Singapore Airlines swings to S$138m net loss in Q4

SINGAPORE: Singapore Airlines (SIA) on Thursday (May 18) reported a net loss of S$138 million in its fourth quarter from January to March, reversing from a S$225 million net profit in the same period last year.

Fuel costs before hedging increased $331 million in the quarter, due to a 50.7 per cent surge in average fuel prices and a stronger US dollar against the Singapore dollar.

The company also said that passenger flown revenue fell $17 million despite a 5.5 per cent traffic growth.

“Intense competition continues to exert pressure on yields amidst persistent cost pressures,” SIA said in a news release.

It also said that it made a provision for its cargo unit for “competition-related matters”.

Its full-year net profit fell by 55.2 per cent, attributable “in part” to the net loss recorded in the fourth quarter.

The S$138 million net loss is in stark contrast to the S$225 million net profit the group reported in the fourth quarter of the previous financial year.

For the full year, operating profit in its main SIA brand fell 20 per cent to S$386 million from the previous financial year.

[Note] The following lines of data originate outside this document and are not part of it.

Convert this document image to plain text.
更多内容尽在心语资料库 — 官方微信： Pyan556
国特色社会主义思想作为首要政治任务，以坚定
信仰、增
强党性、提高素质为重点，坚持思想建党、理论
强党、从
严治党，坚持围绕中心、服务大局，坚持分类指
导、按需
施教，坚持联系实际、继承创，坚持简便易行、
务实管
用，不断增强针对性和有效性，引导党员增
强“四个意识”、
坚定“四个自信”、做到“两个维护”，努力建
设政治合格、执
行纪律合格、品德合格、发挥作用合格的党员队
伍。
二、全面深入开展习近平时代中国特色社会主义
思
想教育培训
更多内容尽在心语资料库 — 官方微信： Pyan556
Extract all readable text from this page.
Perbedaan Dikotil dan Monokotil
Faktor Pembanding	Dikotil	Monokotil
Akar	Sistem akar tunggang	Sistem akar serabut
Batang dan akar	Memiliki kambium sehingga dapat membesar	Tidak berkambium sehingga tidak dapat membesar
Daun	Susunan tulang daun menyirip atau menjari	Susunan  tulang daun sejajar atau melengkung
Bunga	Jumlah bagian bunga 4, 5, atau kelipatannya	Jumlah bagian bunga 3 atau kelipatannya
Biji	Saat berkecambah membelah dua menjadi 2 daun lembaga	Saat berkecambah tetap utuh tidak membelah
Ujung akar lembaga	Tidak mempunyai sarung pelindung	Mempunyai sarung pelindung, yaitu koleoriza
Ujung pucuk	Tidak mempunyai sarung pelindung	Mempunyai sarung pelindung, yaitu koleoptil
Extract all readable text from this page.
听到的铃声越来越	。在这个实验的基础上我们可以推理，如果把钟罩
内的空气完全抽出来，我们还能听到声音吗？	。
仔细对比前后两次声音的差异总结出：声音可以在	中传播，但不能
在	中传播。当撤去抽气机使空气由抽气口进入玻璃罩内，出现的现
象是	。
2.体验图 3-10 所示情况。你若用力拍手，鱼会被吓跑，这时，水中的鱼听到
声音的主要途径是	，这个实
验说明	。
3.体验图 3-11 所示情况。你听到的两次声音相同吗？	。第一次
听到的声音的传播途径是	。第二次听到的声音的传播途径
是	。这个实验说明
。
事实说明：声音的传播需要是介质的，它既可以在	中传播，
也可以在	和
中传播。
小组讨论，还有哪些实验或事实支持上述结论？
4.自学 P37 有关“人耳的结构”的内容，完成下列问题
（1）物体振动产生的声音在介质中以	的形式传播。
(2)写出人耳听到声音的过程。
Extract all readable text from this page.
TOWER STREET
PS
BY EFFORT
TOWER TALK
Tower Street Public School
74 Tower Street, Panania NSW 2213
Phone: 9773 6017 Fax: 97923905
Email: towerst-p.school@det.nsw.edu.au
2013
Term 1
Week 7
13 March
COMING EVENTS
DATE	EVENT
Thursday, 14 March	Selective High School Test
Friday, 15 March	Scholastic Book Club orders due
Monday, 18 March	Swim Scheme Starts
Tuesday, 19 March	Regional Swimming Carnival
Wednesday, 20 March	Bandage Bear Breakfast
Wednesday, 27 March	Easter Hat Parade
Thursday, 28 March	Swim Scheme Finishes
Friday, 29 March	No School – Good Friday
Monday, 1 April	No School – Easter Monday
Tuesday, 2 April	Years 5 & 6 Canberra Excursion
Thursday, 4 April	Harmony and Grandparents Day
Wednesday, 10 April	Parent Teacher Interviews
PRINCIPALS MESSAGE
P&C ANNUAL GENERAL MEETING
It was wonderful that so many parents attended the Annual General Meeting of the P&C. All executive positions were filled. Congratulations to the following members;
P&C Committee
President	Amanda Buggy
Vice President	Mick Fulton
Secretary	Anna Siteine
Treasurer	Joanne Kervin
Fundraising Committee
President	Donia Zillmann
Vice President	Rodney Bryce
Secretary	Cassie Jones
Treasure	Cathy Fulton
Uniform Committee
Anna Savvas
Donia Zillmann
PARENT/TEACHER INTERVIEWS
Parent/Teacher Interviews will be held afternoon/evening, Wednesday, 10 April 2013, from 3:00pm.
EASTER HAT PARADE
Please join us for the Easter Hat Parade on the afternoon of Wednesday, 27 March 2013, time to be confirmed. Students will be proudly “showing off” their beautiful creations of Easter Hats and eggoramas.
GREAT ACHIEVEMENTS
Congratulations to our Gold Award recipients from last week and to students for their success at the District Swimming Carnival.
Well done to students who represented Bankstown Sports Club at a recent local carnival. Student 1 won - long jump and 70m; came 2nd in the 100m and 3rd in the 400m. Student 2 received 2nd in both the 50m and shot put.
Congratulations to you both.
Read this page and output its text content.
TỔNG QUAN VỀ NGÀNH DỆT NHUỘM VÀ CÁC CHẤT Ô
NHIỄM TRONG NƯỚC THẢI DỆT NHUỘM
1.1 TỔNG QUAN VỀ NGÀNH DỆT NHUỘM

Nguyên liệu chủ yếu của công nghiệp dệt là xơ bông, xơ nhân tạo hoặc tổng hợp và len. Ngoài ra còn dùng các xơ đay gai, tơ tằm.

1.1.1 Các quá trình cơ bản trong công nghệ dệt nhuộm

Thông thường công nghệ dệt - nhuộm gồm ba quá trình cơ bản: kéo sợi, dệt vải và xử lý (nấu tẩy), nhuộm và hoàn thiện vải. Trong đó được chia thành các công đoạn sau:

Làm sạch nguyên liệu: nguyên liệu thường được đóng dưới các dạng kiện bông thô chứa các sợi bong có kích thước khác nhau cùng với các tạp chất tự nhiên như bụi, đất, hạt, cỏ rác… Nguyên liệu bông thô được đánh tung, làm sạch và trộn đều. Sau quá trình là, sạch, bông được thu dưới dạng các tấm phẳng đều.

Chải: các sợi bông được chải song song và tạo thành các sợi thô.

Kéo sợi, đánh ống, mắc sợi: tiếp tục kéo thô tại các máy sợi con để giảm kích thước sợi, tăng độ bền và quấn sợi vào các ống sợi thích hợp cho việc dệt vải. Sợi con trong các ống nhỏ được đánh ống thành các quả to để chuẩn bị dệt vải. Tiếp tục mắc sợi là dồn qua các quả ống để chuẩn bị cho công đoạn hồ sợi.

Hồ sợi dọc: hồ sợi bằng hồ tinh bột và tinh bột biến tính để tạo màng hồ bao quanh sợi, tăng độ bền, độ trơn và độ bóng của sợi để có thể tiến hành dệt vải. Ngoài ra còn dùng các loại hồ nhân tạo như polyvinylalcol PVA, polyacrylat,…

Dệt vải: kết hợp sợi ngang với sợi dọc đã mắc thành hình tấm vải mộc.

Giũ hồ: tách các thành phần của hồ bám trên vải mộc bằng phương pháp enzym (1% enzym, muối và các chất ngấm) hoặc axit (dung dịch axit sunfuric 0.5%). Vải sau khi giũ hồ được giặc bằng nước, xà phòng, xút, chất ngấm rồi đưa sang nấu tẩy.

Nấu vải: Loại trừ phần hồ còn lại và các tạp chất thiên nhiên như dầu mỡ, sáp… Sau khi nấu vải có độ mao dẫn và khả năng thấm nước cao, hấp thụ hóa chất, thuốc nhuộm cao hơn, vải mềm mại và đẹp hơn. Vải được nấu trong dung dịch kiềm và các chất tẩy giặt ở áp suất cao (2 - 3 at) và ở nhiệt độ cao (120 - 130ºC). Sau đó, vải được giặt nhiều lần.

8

However, profit increased 11 per cent in its SilkAir regional airline and also jumped by 59.52 per cent for its budget aviation holdings including low-cost subsidiaries, Tiger Airways and Scoot.

SIA Cargo posted an operating profit of S$3 million, up from a S$50 million loss the previous financial year.

Looking ahead, SIA said: “Intense competition arising from excess capacity in major markets, alongside geopolitical and economic uncertainty, continue to exert pressure on yields.”

On a more upbeat note, it said that the many strategic initiatives implemented to address structural changes “are now showing positive results”.

“Building on this foundation, the next phase of the SIA Group’s transformation has been launched” with a wide-ranging review under way, the company said.

“The review is aimed at identifying new revenue-generation opportunities and reshaping the business into one that continues to deliver high-quality products and services, though with a significantly improved cost base and higher levels of efficiency.”